PURPOSE: Tumor growth and metastasis depend on angiogenesis; therefore, efforts are being made to develop specific angiogenic inhibitors. Gallium (Ga) is the second most common metal ion, after platinum, used in cancer treatment. Its activities are numerous and various. In the present study, we aimed to investigate the effect of Ga on brain metastasis arising from hepatocellular carcinoma (HCC). MATERIALS AND METHODS: Forty experimental rats (divided into 4 groups) received diethylnitrosamine (DEN) at a dose (20 mg/kg.b.wt.; for 6 weeks) to induce HCC and were treated with Ga nanoparticles (GaNPs) with the bacterium Bacillus licheniformis (1mg/kg.b.wt.).
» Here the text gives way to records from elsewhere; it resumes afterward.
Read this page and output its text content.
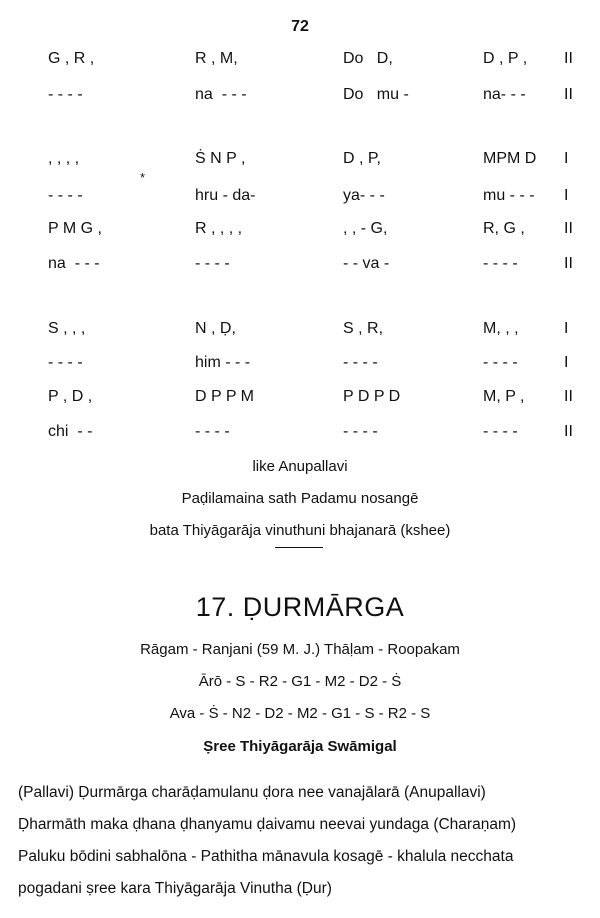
72
G , R ,	R , M,	Do   D,	D , P , II
- - - -	na  - - -	Do   mu -	na- - - II
, , , ,	Ṡ N P ,	D , P,	MPM D I
*
- - - -	hru - da-	ya- - -	mu - - - I
P M G ,	R , , , ,	, , - G,	R, G , II
na  - - -	- - - -	- - va -	- - - -	II
S , , ,	N , Ḍ,	S , R,	M, , ,	I
- - - -	him - - -	- - - -	- - - -	I
P , D ,	D P P M	P D P D	M, P , II
chi  - -	- - - -	- - - -	- - - -	II
like Anupallavi
Paḍilamaina sath Padamu nosangē
bata Thiyāgarāja vinuthuni bhajanarā (kshee)
17. ḌURMĀRGA
Rāgam - Ranjani (59 M. J.) Thāḷam - Roopakam
Ārō - S - R2 - G1 - M2 - D2 - Ṡ
Ava - Ṡ - N2 - D2 - M2 - G1 - S - R2 - S
Ṣree Thiyāgarāja Swāmigal
(Pallavi) Ḍurmārga charāḍamulanu ḍora nee vanajālarā (Anupallavi)
Ḍharmāth maka ḍhana ḍhanyamu ḍaivamu neevai yundaga (Charaṇam)
Paluku bōdini sabhalōna - Pathitha mānavula kosagē - khalula necchata
pogadani ṣree kara Thiyāgarāja Vinutha (Ḍur)
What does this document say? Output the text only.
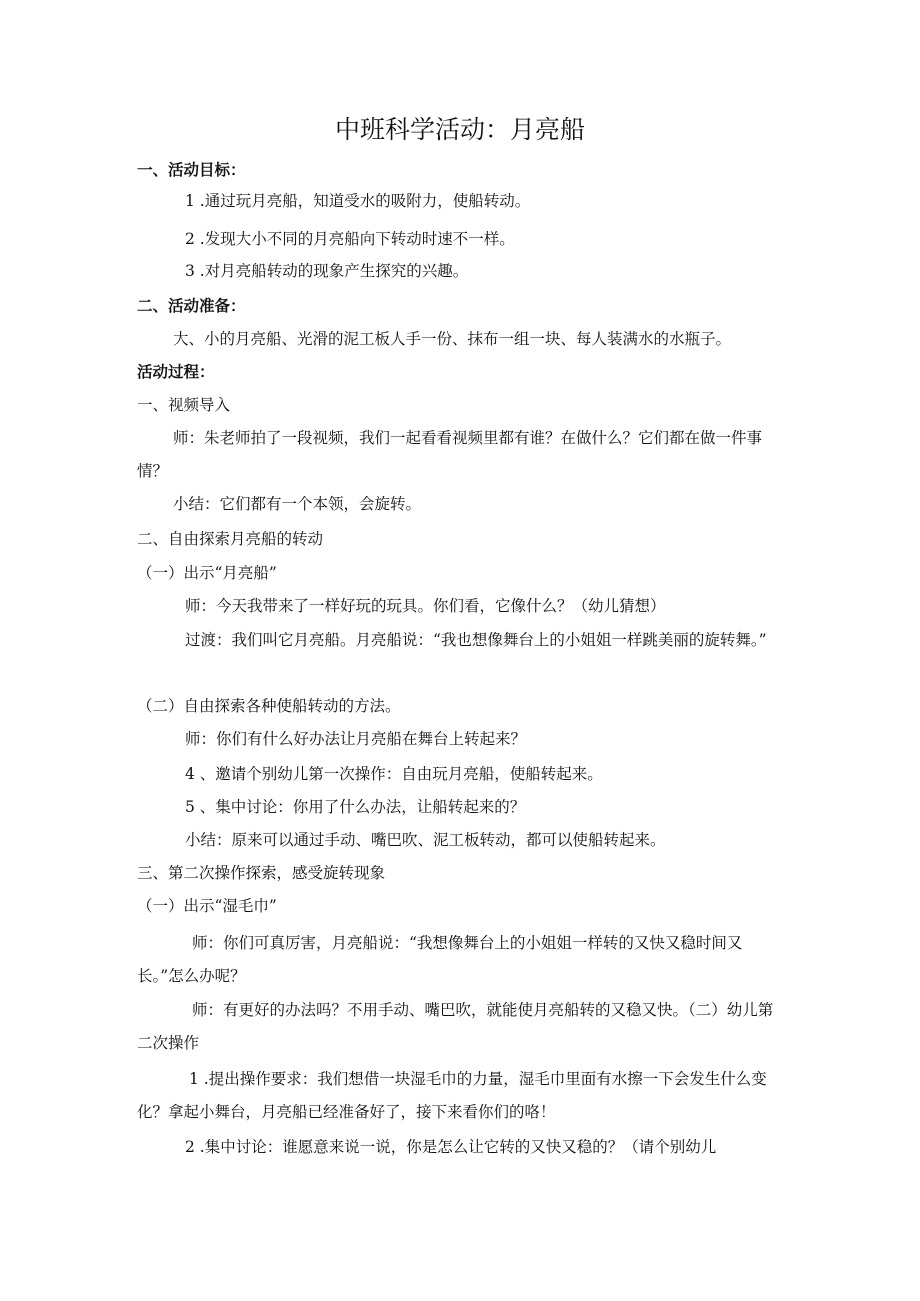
中班科学活动：月亮船

一、活动目标：

1 .通过玩月亮船，知道受水的吸附力，使船转动。

2 .发现大小不同的月亮船向下转动时速不一样。

3 .对月亮船转动的现象产生探究的兴趣。

二、活动准备：

大、小的月亮船、光滑的泥工板人手一份、抹布一组一块、每人装满水的水瓶子。

活动过程：

一、视频导入

师：朱老师拍了一段视频，我们一起看看视频里都有谁？在做什么？它们都在做一件事情？

小结：它们都有一个本领，会旋转。

二、自由探索月亮船的转动

（一）出示“月亮船”

师：今天我带来了一样好玩的玩具。你们看，它像什么？（幼儿猜想）

过渡：我们叫它月亮船。月亮船说：“我也想像舞台上的小姐姐一样跳美丽的旋转舞。”

（二）自由探索各种使船转动的方法。

师：你们有什么好办法让月亮船在舞台上转起来？

4 、邀请个别幼儿第一次操作：自由玩月亮船，使船转起来。

5 、集中讨论：你用了什么办法，让船转起来的？

小结：原来可以通过手动、嘴巴吹、泥工板转动，都可以使船转起来。

三、第二次操作探索，感受旋转现象

（一）出示“湿毛巾”

师：你们可真厉害，月亮船说：“我想像舞台上的小姐姐一样转的又快又稳时间又长。”怎么办呢？

师：有更好的办法吗？不用手动、嘴巴吹，就能使月亮船转的又稳又快。（二）幼儿第二次操作

1 .提出操作要求：我们想借一块湿毛巾的力量，湿毛巾里面有水擦一下会发生什么变化？拿起小舞台，月亮船已经准备好了，接下来看你们的咯！

2 .集中讨论：谁愿意来说一说，你是怎么让它转的又快又稳的？（请个别幼儿
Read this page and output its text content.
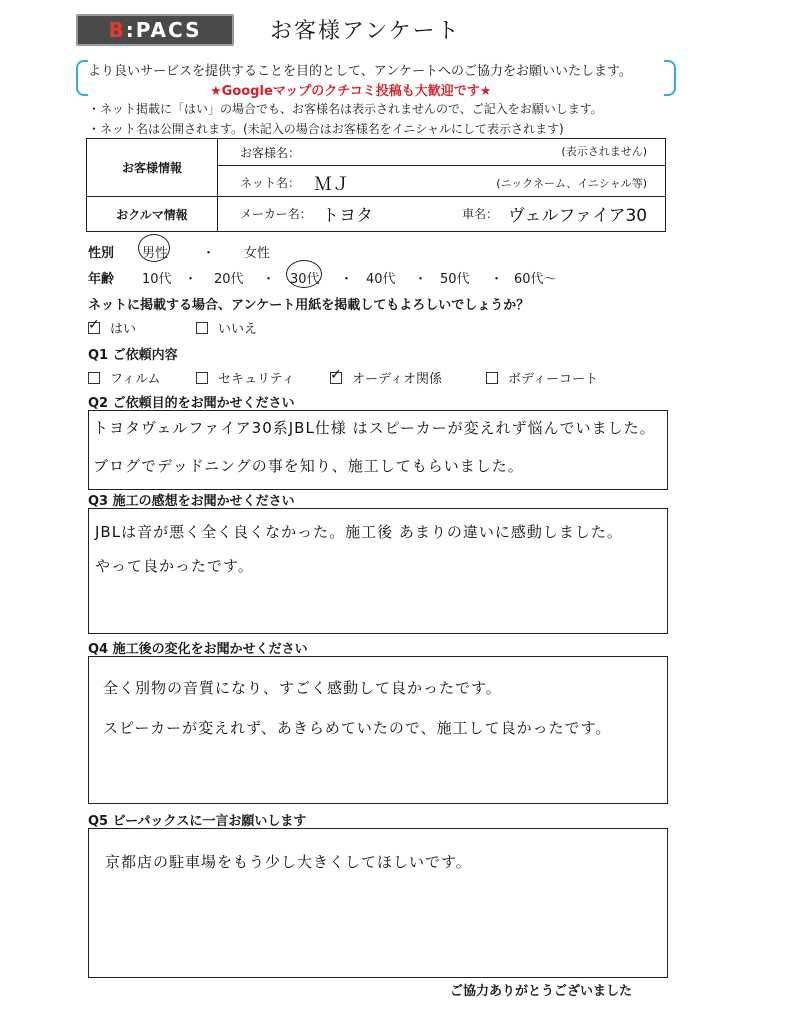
B :PACS	お客様アンケート
より良いサービスを提供することを目的として、アンケートへのご協力をお願いいたします。
★Googleマップのクチコミ投稿も大歓迎です★
・ネット掲載に「はい」の場合でも、お客様名は表示されませんので、ご記入をお願いします。
・ネット名は公開されます。(未記入の場合はお客様名をイニシャルにして表示されます)
お客様情報	お客様名： (表示されません)

	ネット名： ＭＪ (ニックネーム、イニシャル等)

おクルマ情報	メーカー名： トヨタ 車名： ヴェルファイア30
性別 男性	・ 女性
年齢 10代 ・ 20代 ・ 30代 ・ 40代 ・ 50代 ・ 60代～
ネットに掲載する場合、アンケート用紙を掲載してもよろしいでしょうか？
✓ はい	いいえ
Q1 ご依頼内容
フィルム	セキュリティ	✓ オーディオ関係	ボディーコート
Q2 ご依頼目的をお聞かせください
トヨタヴェルファイア30系JBL仕様 はスピーカーが変えれず悩んでいました。
ブログでデッドニングの事を知り、施工してもらいました。
Q3 施工の感想をお聞かせください
JBLは音が悪く全く良くなかった。施工後 あまりの違いに感動しました。
やって良かったです。
Q4 施工後の変化をお聞かせください
全く別物の音質になり、すごく感動して良かったです。
スピーカーが変えれず、あきらめていたので、施工して良かったです。
Q5 ビーパックスに一言お願いします
京都店の駐車場をもう少し大きくしてほしいです。
ご協力ありがとうございました
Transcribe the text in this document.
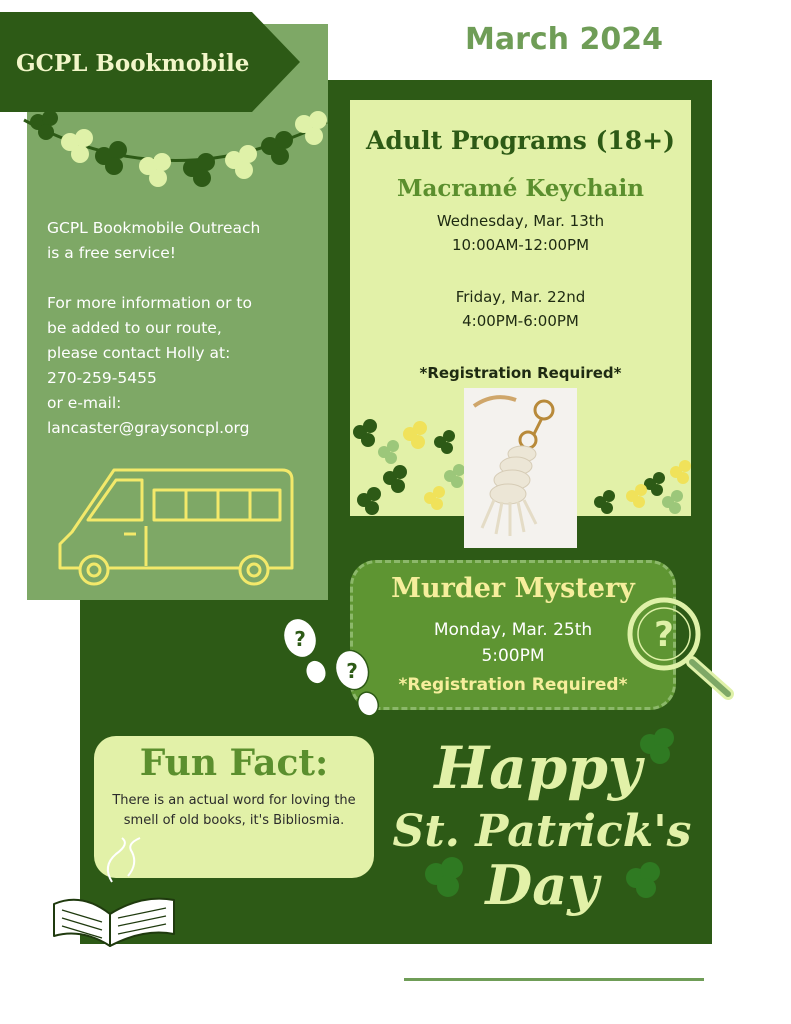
March 2024
GCPL Bookmobile

GCPL Bookmobile Outreach
is a free service!

For more information or to
be added to our route,
please contact Holly at:
270-259-5455
or e-mail:
lancaster@graysoncpl.org

Adult Programs (18+)
Macramé Keychain
Wednesday, Mar. 13th
10:00AM-12:00PM
Friday, Mar. 22nd
4:00PM-6:00PM
*Registration Required*
Murder Mystery
Monday, Mar. 25th
5:00PM
*Registration Required*
?
?
?
Fun Fact:
There is an actual word for loving the smell of old books, it's Bibliosmia.
Happy
St. Patrick's
Day
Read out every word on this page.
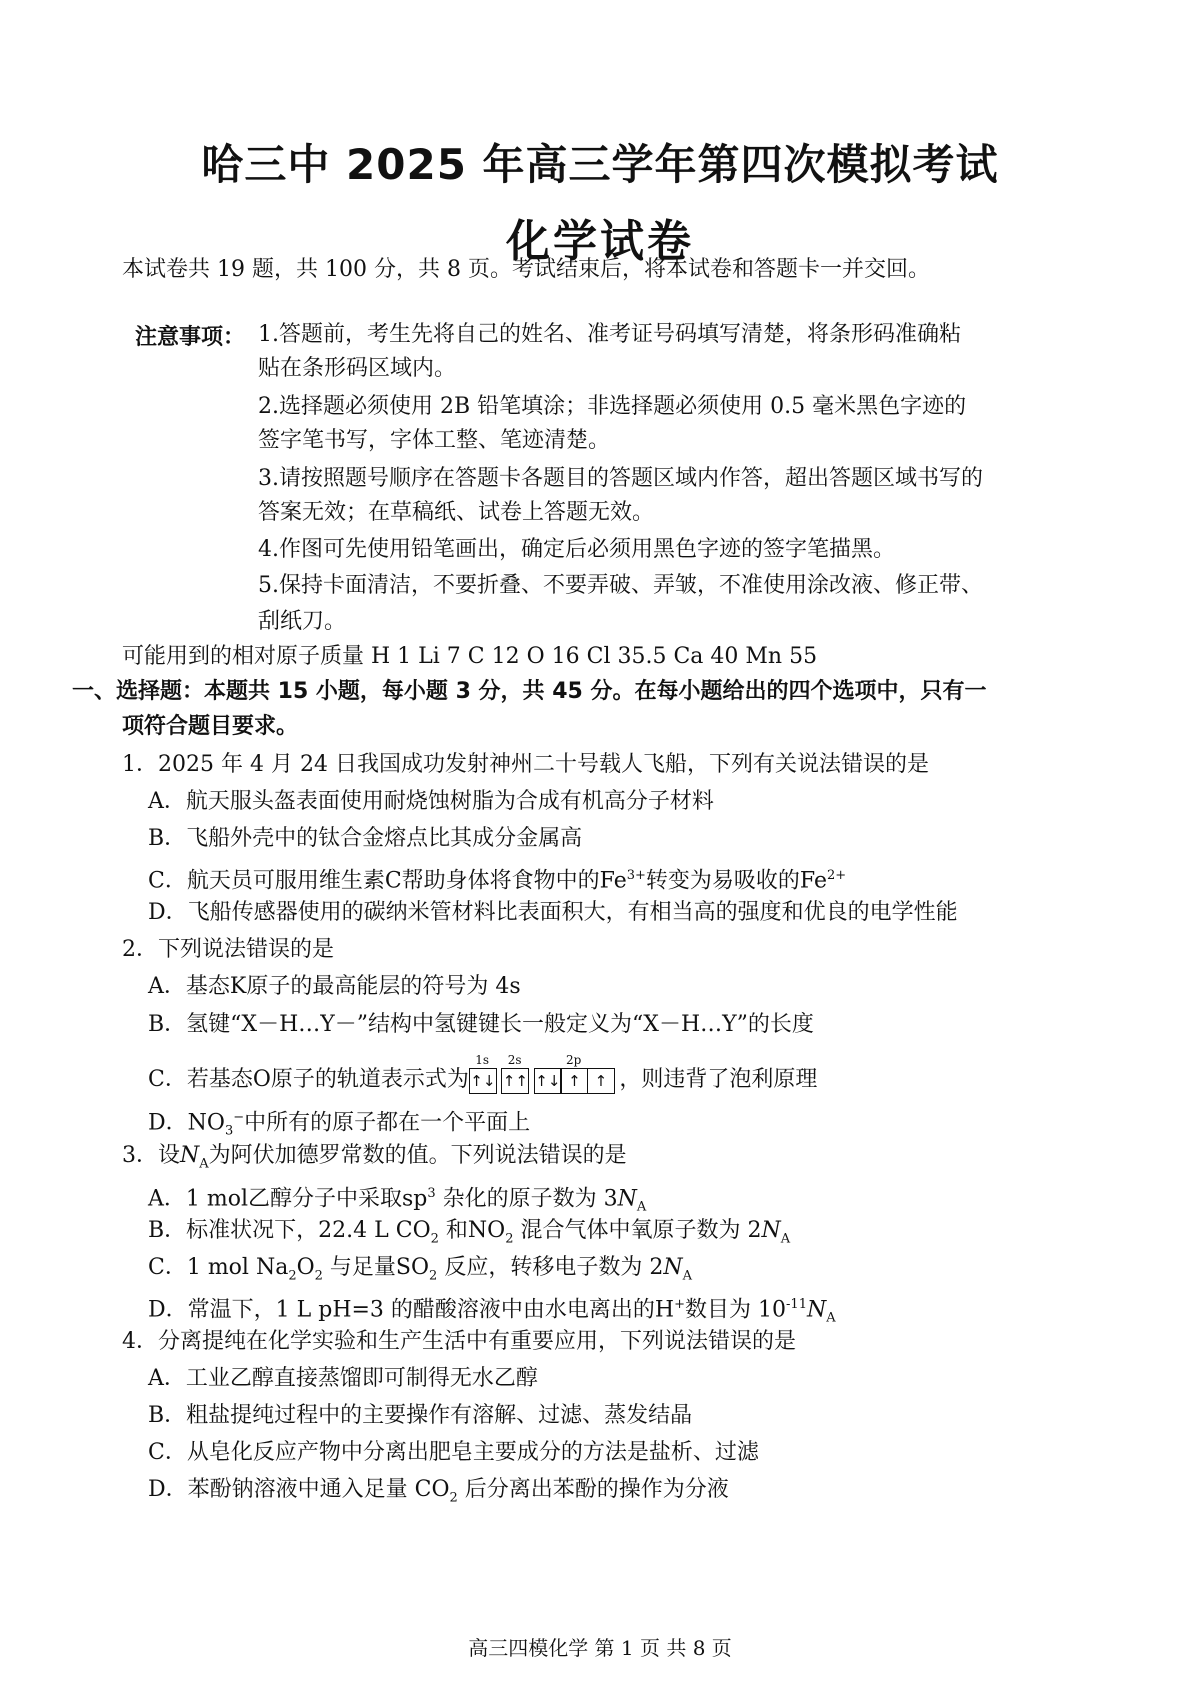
哈三中 2025 年高三学年第四次模拟考试
化学试卷
本试卷共 19 题，共 100 分，共 8 页。考试结束后，将本试卷和答题卡一并交回。
注意事项： 1.答题前，考生先将自己的姓名、准考证号码填写清楚，将条形码准确粘
贴在条形码区域内。
2.选择题必须使用 2B 铅笔填涂；非选择题必须使用 0.5 毫米黑色字迹的
签字笔书写，字体工整、笔迹清楚。
3.请按照题号顺序在答题卡各题目的答题区域内作答，超出答题区域书写的
答案无效；在草稿纸、试卷上答题无效。
4.作图可先使用铅笔画出，确定后必须用黑色字迹的签字笔描黑。
5.保持卡面清洁，不要折叠、不要弄破、弄皱，不准使用涂改液、修正带、
刮纸刀。
可能用到的相对原子质量 H 1 Li 7 C 12 O 16 Cl 35.5 Ca 40 Mn 55
一、选择题：本题共 15 小题，每小题 3 分，共 45 分。在每小题给出的四个选项中，只有一
项符合题目要求。
1．2025 年 4 月 24 日我国成功发射神州二十号载人飞船，下列有关说法错误的是
A．航天服头盔表面使用耐烧蚀树脂为合成有机高分子材料
B．飞船外壳中的钛合金熔点比其成分金属高
C．航天员可服用维生素C帮助身体将食物中的$Fe^{3+}$转变为易吸收的$Fe^{2+}$
D．飞船传感器使用的碳纳米管材料比表面积大，有相当高的强度和优良的电学性能
2．下列说法错误的是
A．基态K原子的最高能层的符号为 4s
B．氢键“X－H…Y－”结构中氢键键长一般定义为“X－H…Y”的长度
C．若基态O原子的轨道表示式为
1s
↑↓
2s
↑↑
2p
↑↓ ↑ ↑ ，则违背了泡利原理
D．$NO_3^-$中所有的原子都在一个平面上
3．设$N_A$为阿伏加德罗常数的值。下列说法错误的是
A．1 mol乙醇分子中采取$sp^3$ 杂化的原子数为 $3N_A$
B．标准状况下，22.4 L $CO_2$ 和$NO_2$ 混合气体中氧原子数为 $2N_A$
C．1 mol $Na_2O_2$ 与足量$SO_2$ 反应，转移电子数为 $2N_A$
D．常温下，1 L pH=3 的醋酸溶液中由水电离出的H+数目为 $10^{-11}N_A$
4．分离提纯在化学实验和生产生活中有重要应用，下列说法错误的是
A．工业乙醇直接蒸馏即可制得无水乙醇
B．粗盐提纯过程中的主要操作有溶解、过滤、蒸发结晶
C．从皂化反应产物中分离出肥皂主要成分的方法是盐析、过滤
D．苯酚钠溶液中通入足量 $CO_2$ 后分离出苯酚的操作为分液
高三四模化学 第 1 页 共 8 页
Liver functions (alanine aminotransferase; (ALT), aspartate aminotransferase; (AST) and gamma glutamyl transferase; (GGT) and alpha-fetoprotein (AFP)) were assessed with histopathological examination of liver sections to confirm the induction of HCC. In addtion, brain-specific serine protease 4 (BSSP4), extracellular signal-regulated kinase (ERK), a microtubule-associated protein (Tau), vascular endothelial growth factor (VEGF), vascular cells adhesion molecule-1 (VCAM-1), cytochrome P450 (CYP450), lipid peroxidation (MDA) and glutathione-S-transferase (GST) were measured in brain tissue. RESULTS: GaNPs ranged from 5 to 7 nm. HCC was confirmed by elevation in liver enzymes and AFP. Additionally, histopathological examination of liver showed focal area of anaplastic hepatocytes with other cells forming acini associated with fibroblastic cell proliferation. In brain, compared to the DEN alone group, we found that GaNPs modulated brain metastasis by reducing CYP450 and BSSP4 mRNA, and protein expression of p-ERK and p-Tau, and angiogenesis mediators (VEGF and VCAM-1). Also, GaNPs elevated lipid peroxidation and GST activity. CONCLUSION: It is concluded that GaNPs may prevent metastasis via inhibition of BSSP4 mRNA expression leading to suppression of a variety of growth factors and cell adhesion molecules involved in tumor growth and angiogenesis.